Tell me the base Docker image to start with, then tell me how to mount data into it, then tell me how to mount code into it, then tell me any pre-training hooks for setup, then tell me any ENV or settings to apply, then tell me the training commands, then tell me any post-training hooks or teardown.

If TFJob yaml file contain those as a series of steps, it makes all the choices trackable.

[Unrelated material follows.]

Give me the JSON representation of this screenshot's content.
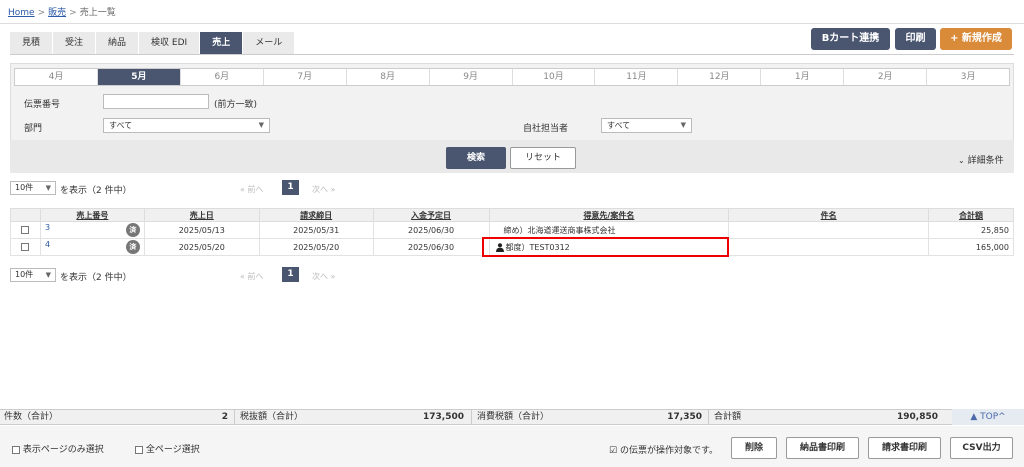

melihsqsp commented 4 years ago

@jlewi I came across the arena repo within kubeflow project. It might have some ideas mentioned, such as the ability to have a base image for tensorflow or other frameworks; and a separate mount for user-code which can be pulled from git or from elsewhere specified via command args --syncMode --syncSource. This capability could be very beneficial in production type setups for easier and more reliable tracking of source. Is it possible to include arena subrepo or similar capability in the next kubeflow 1.1 release with a better description so that it's widely available? Would it make sense to have this capability integrated directly into the tfjob/pytorch operator as an option so it can be supported more natively?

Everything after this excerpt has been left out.